Autorin: Ulla Wittig-Goetz
Übersicht
- Berufsgenossenschaften und Unfallkassen sind die Träger der gesetzlichen Unfallversicherung. Sie arbeiten als Selbstverwaltungsorgane in paritätischer Besetzung.
- Sie sind zuständig für die Verhütung von Unfällen und Berufskrankheiten sowie arbeitsbedingten Gesundheitsgefahren.
- Dazu haben sie Kontroll- und Beratungsfunktionen in den Unternehmen wahrzunehmen.
- Sie verfügen über eine eigene Rechtsetzungskompetenz.
- Sie sollen zudem den Ursachen arbeitsbedingter Gesundheitsrisiken nachgehen.
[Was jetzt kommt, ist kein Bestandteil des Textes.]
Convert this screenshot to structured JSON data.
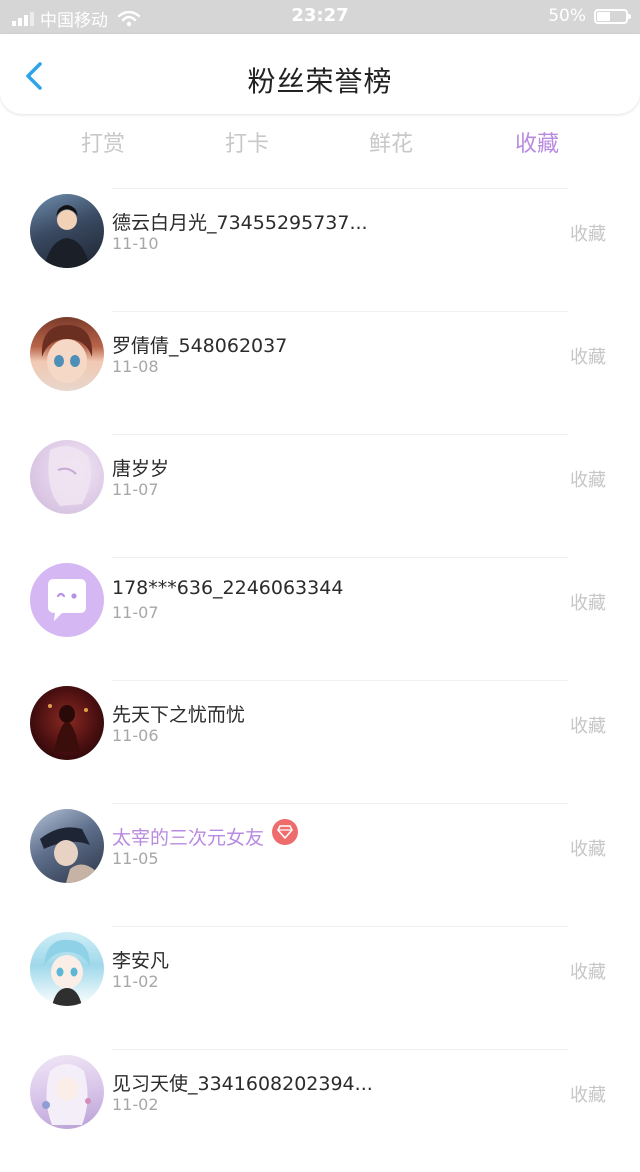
{
  "status_bar": {
    "carrier": "中国移动",
    "time": "23:27",
    "battery": "50%"
  },
  "header": {
    "title": "粉丝荣誉榜"
  },
  "tabs": [
    {
      "label": "打赏",
      "active": false
    },
    {
      "label": "打卡",
      "active": false
    },
    {
      "label": "鲜花",
      "active": false
    },
    {
      "label": "收藏",
      "active": true
    }
  ],
  "colors": {
    "accent": "#b98be0",
    "badge": "#ef6c6c"
  },
  "list": [
    {
      "name": "德云白月光_73455295737...",
      "date": "11-10",
      "action": "收藏"
    },
    {
      "name": "罗倩倩_548062037",
      "date": "11-08",
      "action": "收藏"
    },
    {
      "name": "唐岁岁",
      "date": "11-07",
      "action": "收藏"
    },
    {
      "name": "178***636_2246063344",
      "date": "11-07",
      "action": "收藏"
    },
    {
      "name": "先天下之忧而忧",
      "date": "11-06",
      "action": "收藏"
    },
    {
      "name": "太宰的三次元女友",
      "date": "11-05",
      "action": "收藏",
      "badge_icon": "diamond-icon"
    },
    {
      "name": "李安凡",
      "date": "11-02",
      "action": "收藏"
    },
    {
      "name": "见习天使_3341608202394...",
      "date": "11-02",
      "action": "收藏"
    }
  ]
}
- Auch die Aus- und Fortbildung der betrieblichen Arbeitsschützer fällt in das Terrain von Unfallversicherungsträger.
- Sie bieten Unterstützung bei Gefährdungsbeurteilungen an.
- Neben der Prävention gehört die Rehabilitation und Entschädigung zu ihrem Aufgabengebiet.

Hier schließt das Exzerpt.